The following is a reflection that I will share tomorrow night as part of the Election Day Communion service here at Englewood Christian Church.
Why celebrate communion on election day?
To do so is not merely a religious act, we have intentionally chosen to break bread together — not to have a worship or prayer service (good as those things are). Tonight on the eve of this election day, we are celebrating our unity in seeking the Kingdom of God together. But for many people, I imagine, the Kingdom of God is an abstract and nebulous thing. Perhaps we should think of the Kingdom in an incarnational, embodied way. After all, Jesus himself observed that the “Kingdom of God is within you (all).” Just as Jesus was incarnated — took on human flesh — in a particular time and place, so too, the Reign of God emerges as we submit ourselves to the work of the Holy Spirit in all the particularity of our local congregations. And at the center of the our life together lies a political act, eating together. Jesus on the night he was betrayed, instructed his disciples to “do this in remembrance of me.” But as John Howard Yoder and others have pointed out, to what does the pronoun “this” refer? The example of the early church demonstrates, Yoder argues, that they understood Jesus’ words as referring to neither the Passover meal nor a religious ritual of bread and cup. Rather, they understood Jesus as saying that we remember him, whenever we share a meal together. The words remembrance and remembering are also significant. To remember something, is to bring it to life again, in a manner of speaking to give it arms, legs, etc., thus to re-member or re-embody it. Such remembrance is a political act, as we embody (and re-embody) Christ together, we do so within the life and shape of a particular place.
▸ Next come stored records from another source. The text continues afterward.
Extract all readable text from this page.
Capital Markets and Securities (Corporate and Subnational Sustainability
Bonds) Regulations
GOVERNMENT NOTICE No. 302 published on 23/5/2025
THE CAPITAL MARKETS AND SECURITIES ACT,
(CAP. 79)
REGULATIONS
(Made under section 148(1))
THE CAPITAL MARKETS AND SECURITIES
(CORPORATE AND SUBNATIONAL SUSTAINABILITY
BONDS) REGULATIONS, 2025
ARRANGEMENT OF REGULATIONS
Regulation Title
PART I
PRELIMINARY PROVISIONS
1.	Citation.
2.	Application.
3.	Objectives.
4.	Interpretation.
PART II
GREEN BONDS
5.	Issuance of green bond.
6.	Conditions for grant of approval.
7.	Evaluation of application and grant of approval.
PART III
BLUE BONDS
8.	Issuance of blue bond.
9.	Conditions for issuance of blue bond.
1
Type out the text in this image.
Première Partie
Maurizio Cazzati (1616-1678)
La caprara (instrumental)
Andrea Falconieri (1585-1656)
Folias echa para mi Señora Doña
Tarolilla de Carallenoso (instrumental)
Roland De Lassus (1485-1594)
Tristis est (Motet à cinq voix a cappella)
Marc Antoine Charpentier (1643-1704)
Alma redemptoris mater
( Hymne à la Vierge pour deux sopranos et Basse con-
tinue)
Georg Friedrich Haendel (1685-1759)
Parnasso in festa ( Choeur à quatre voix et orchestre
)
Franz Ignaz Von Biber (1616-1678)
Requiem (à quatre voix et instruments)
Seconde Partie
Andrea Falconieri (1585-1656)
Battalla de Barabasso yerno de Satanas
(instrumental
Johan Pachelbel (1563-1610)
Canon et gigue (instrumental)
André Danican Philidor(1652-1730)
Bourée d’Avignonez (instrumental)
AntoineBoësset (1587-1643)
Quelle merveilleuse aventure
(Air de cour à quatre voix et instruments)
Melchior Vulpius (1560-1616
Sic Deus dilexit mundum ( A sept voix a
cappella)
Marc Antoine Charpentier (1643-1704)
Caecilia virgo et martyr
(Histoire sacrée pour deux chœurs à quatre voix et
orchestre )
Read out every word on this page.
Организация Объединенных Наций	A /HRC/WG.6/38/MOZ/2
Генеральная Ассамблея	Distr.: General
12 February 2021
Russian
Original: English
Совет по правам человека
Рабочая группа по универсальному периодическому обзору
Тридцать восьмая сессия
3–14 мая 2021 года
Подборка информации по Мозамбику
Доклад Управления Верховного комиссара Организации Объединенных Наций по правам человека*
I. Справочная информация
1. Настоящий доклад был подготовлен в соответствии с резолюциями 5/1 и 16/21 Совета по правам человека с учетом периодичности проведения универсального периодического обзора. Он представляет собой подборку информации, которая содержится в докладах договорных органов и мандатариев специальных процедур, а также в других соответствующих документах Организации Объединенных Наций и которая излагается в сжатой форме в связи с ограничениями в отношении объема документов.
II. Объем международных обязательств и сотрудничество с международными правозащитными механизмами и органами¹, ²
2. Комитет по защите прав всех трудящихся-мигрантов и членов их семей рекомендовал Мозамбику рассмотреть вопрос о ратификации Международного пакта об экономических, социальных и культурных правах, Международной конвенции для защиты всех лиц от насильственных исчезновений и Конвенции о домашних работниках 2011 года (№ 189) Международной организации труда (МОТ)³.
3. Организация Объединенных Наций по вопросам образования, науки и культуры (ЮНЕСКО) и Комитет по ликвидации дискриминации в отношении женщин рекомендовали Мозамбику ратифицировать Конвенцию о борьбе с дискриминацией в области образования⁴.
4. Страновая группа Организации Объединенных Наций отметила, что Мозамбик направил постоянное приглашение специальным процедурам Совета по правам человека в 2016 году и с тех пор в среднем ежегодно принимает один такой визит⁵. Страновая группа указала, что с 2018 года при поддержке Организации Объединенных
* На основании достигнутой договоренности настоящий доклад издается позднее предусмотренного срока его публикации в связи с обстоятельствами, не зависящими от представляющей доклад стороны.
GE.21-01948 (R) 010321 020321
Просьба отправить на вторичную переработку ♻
The eucharistic table then is not only at the center of our worship as followers of Jesus, it is also at the center of our politics. Ultimately politics is the caring for the places in which we dwell and for the neighbors who dwell here with us. At the table, we learn an economic politics of sharing. Yoder observes that “[Bread] is daily sustenance. Bread eaten together is economic sharing. Not merely symbolically, but also in fact, eating together extends to a wider circle the economic solidarity normally obtained in the family.” (Body Politics, 20) At the table, we learn a politics of hospitality, welcoming the stranger and sharing our sustenance with her or him. At the table, we learn a politics of dialogue, learning to talk together in a world that is increasingly marked by a lack of dialogue, particularly across the partisan divide.
So what does this politics of the table that we are learning have to do with the politics of our city, state and nation? Certainly, these each have some degree of bearing on the life of our places, but they each are respectively another level removed from the incarnational politics of the local church. Maybe we participate in these broader forms of politics, and maybe we don’t, and there are a multitude of forms that our participation might take — among which voting is only one. But regardless, our participation must take a backseat to the politics of the Kingdom of God that is unfolding in our neighborhood as we continue to regularly eat, and live and be an embodiment of Christ in this place.
Tonight, we celebrate a politics of hope, a hope confirmed in the resurrection of Christ, who is remembered in our very midst, as we share our lives together around the table, eating and talking. We celebrate a politics of not of greed and self-interest, but of the self-emptying generosity of Christ, who preferred others to himself and gave everything, even his life, that we might know life in abundance. The life and hope of Christ flows outward from our common table, forming us as we engage our neighbors and those from other places. The world is being transformed and will continue to be so, but not by the political parties, corporate lobbying interests or other powers of this age; the transformation will be slow and attentive and will be grounded in the grassroots movement of local communities of Christ’s followers who share their food and their lives together from day to day. This transformation is the hope that we are celebrating tonight; it is the hope that energizes us and the hope that will be the salvation not just of us as individuals, but of the creation as a whole.